Brekingnews/ Banda Aceh agaranews.com.online – Dewan Perwakilan Rakyat Aceh (DPRA) bersama Komisi Pemberantasan Korupsi Republik Indonesia (KPK RI) menggelar rapat koordinasi strategis di Ruang Serbaguna Gedung DPRA, Jumat (24/10/2025). Pertemuan ini menjadi langkah penting dalam memperkuat sistem pencegahan korupsi sekaligus menekan potensi penyimpangan dalam penyusunan dan pelaksanaan Anggaran Pendapatan dan Belanja Daerah (APBD) Aceh.
Rapat yang dihadiri oleh pimpinan dan anggota DPRA bersama tim Koordinasi dan Supervisi (Korsup) Wilayah I KPK RI itu membahas sejumlah persoalan krusial seputar perencanaan, penganggaran, serta pengawasan penggunaan anggaran publik.
Kasatgas Korsup Wilayah I KPK RI menegaskan bahwa banyak kasus korupsi di daerah berawal dari lemahnya perencanaan dan minimnya transparansi dalam penyusunan APBD. Karena itu, KPK mendorong sinergi yang lebih kuat antara legislatif dan eksekutif untuk memastikan kebijakan anggaran benar-benar berpihak pada kepentingan rakyat.
> “KPK hadir bukan untuk mencari kesalahan, tapi untuk memastikan tidak ada ruang gelap dalam pengelolaan uang negara.
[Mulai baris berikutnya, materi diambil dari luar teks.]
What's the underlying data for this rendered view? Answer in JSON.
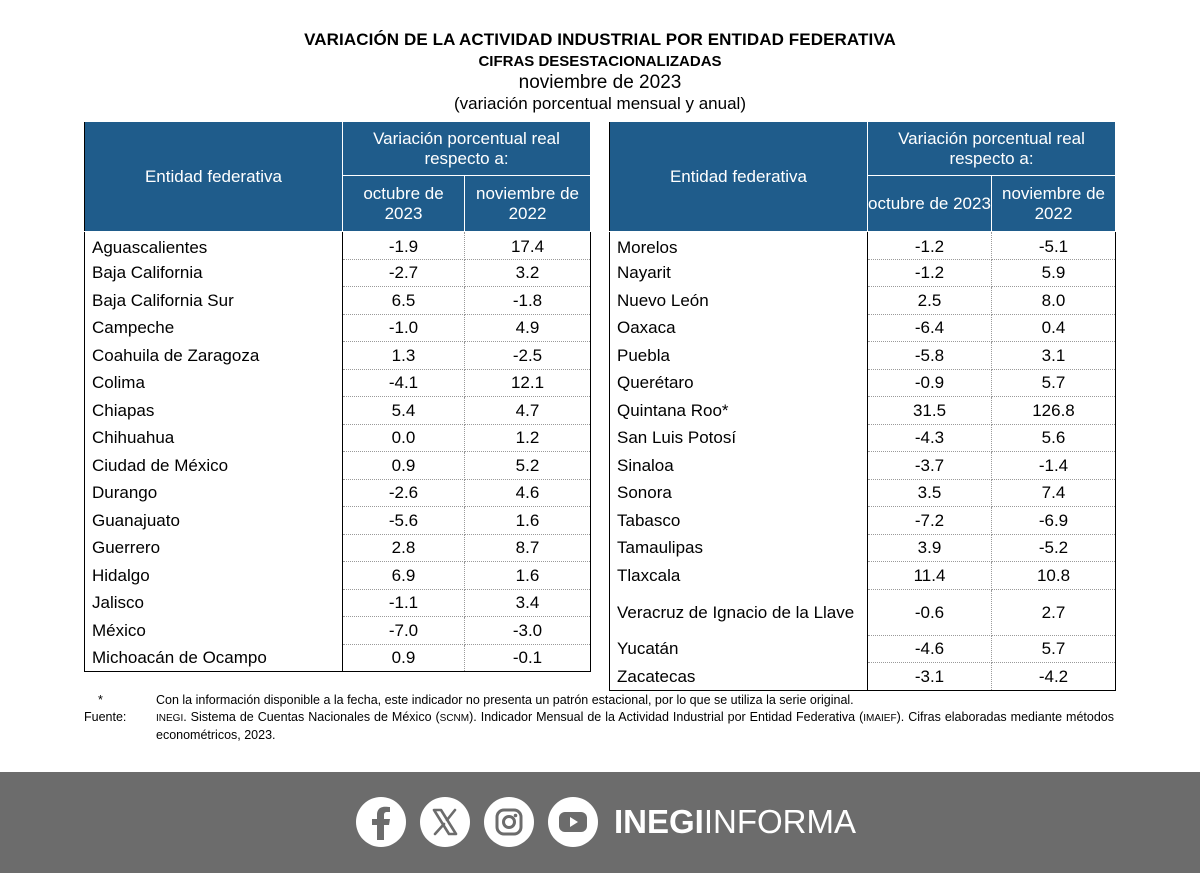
{
  "titles": {
    "main": "VARIACIÓN DE LA ACTIVIDAD INDUSTRIAL POR ENTIDAD FEDERATIVA",
    "sub": "CIFRAS DESESTACIONALIZADAS",
    "period": "noviembre de 2023",
    "note": "(variación porcentual mensual y anual)"
  },
  "table_headers": {
    "entity": "Entidad federativa",
    "variation": "Variación porcentual real respecto a:",
    "col1": "octubre de 2023",
    "col2": "noviembre de 2022"
  },
  "left_rows": [
    {
      "name": "Aguascalientes",
      "oct": "-1.9",
      "nov": "17.4"
    },
    {
      "name": "Baja California",
      "oct": "-2.7",
      "nov": "3.2"
    },
    {
      "name": "Baja California Sur",
      "oct": "6.5",
      "nov": "-1.8"
    },
    {
      "name": "Campeche",
      "oct": "-1.0",
      "nov": "4.9"
    },
    {
      "name": "Coahuila de Zaragoza",
      "oct": "1.3",
      "nov": "-2.5"
    },
    {
      "name": "Colima",
      "oct": "-4.1",
      "nov": "12.1"
    },
    {
      "name": "Chiapas",
      "oct": "5.4",
      "nov": "4.7"
    },
    {
      "name": "Chihuahua",
      "oct": "0.0",
      "nov": "1.2"
    },
    {
      "name": "Ciudad de México",
      "oct": "0.9",
      "nov": "5.2"
    },
    {
      "name": "Durango",
      "oct": "-2.6",
      "nov": "4.6"
    },
    {
      "name": "Guanajuato",
      "oct": "-5.6",
      "nov": "1.6"
    },
    {
      "name": "Guerrero",
      "oct": "2.8",
      "nov": "8.7"
    },
    {
      "name": "Hidalgo",
      "oct": "6.9",
      "nov": "1.6"
    },
    {
      "name": "Jalisco",
      "oct": "-1.1",
      "nov": "3.4"
    },
    {
      "name": "México",
      "oct": "-7.0",
      "nov": "-3.0"
    },
    {
      "name": "Michoacán de Ocampo",
      "oct": "0.9",
      "nov": "-0.1"
    }
  ],
  "right_rows": [
    {
      "name": "Morelos",
      "oct": "-1.2",
      "nov": "-5.1"
    },
    {
      "name": "Nayarit",
      "oct": "-1.2",
      "nov": "5.9"
    },
    {
      "name": "Nuevo León",
      "oct": "2.5",
      "nov": "8.0"
    },
    {
      "name": "Oaxaca",
      "oct": "-6.4",
      "nov": "0.4"
    },
    {
      "name": "Puebla",
      "oct": "-5.8",
      "nov": "3.1"
    },
    {
      "name": "Querétaro",
      "oct": "-0.9",
      "nov": "5.7"
    },
    {
      "name": "Quintana Roo*",
      "oct": "31.5",
      "nov": "126.8"
    },
    {
      "name": "San Luis Potosí",
      "oct": "-4.3",
      "nov": "5.6"
    },
    {
      "name": "Sinaloa",
      "oct": "-3.7",
      "nov": "-1.4"
    },
    {
      "name": "Sonora",
      "oct": "3.5",
      "nov": "7.4"
    },
    {
      "name": "Tabasco",
      "oct": "-7.2",
      "nov": "-6.9"
    },
    {
      "name": "Tamaulipas",
      "oct": "3.9",
      "nov": "-5.2"
    },
    {
      "name": "Tlaxcala",
      "oct": "11.4",
      "nov": "10.8"
    },
    {
      "name": "Veracruz de Ignacio de la Llave",
      "oct": "-0.6",
      "nov": "2.7"
    },
    {
      "name": "Yucatán",
      "oct": "-4.6",
      "nov": "5.7"
    },
    {
      "name": "Zacatecas",
      "oct": "-3.1",
      "nov": "-4.2"
    }
  ],
  "notes": {
    "star_key": "*",
    "star_text": "Con la información disponible a la fecha, este indicador no presenta un patrón estacional, por lo que se utiliza la serie original.",
    "source_key": "Fuente:",
    "source_org": "INEGI",
    "source_text_1": ". Sistema de Cuentas Nacionales de México (",
    "source_abbr_1": "SCNM",
    "source_text_2": "). Indicador Mensual de la Actividad Industrial por Entidad Federativa (",
    "source_abbr_2": "IMAIEF",
    "source_text_3": "). Cifras elaboradas mediante métodos econométricos, 2023."
  },
  "footer": {
    "brand_bold": "INEGI",
    "brand_light": "INFORMA",
    "bg_color": "#6c6c6c",
    "header_color": "#1f5c8b",
    "icons": [
      "facebook-icon",
      "x-icon",
      "instagram-icon",
      "youtube-icon"
    ]
  }
}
Semua proses harus terbuka, terukur, dan dapat dipertanggungjawabkan,” tegas perwakilan KPK RI dalam arahannya.
Sementara itu, Ketua DPRA H. Ali Basrah, S.Pd, MM menyatakan pihaknya menyambut baik pendampingan dari KPK. Ia menilai langkah ini sebagai bentuk komitmen bersama untuk memperkuat integritas dan akuntabilitas lembaga legislatif di Aceh.
> “Kita tidak ingin lagi mendengar ada kebocoran anggaran atau proyek yang tidak menyentuh masyarakat. Setiap rupiah dari APBD harus memberi manfaat nyata bagi rakyat Aceh,” ujar Ali Basrah dengan nada tegas.
Dalam rapat tersebut, hadir pula Wakil Ketua I Zulpadli, Wakil Ketua III Salihi, serta para ketua fraksi dan anggota dewan lainnya. Mereka sepakat bahwa pengawasan internal di tubuh DPRA perlu diperkuat agar proses legislasi dan penganggaran berjalan sesuai prinsip good governance.
Rapat koordinasi ini juga menandai keseriusan KPK dalam mengawal transparansi daerah. Langkah ini diharapkan menjadi sinyal tegas bahwa Aceh siap membangun sistem pemerintahan yang bersih dan bebas dari praktik korupsi — bukan sekadar slogan, tapi gerakan nyata menuju perubahan.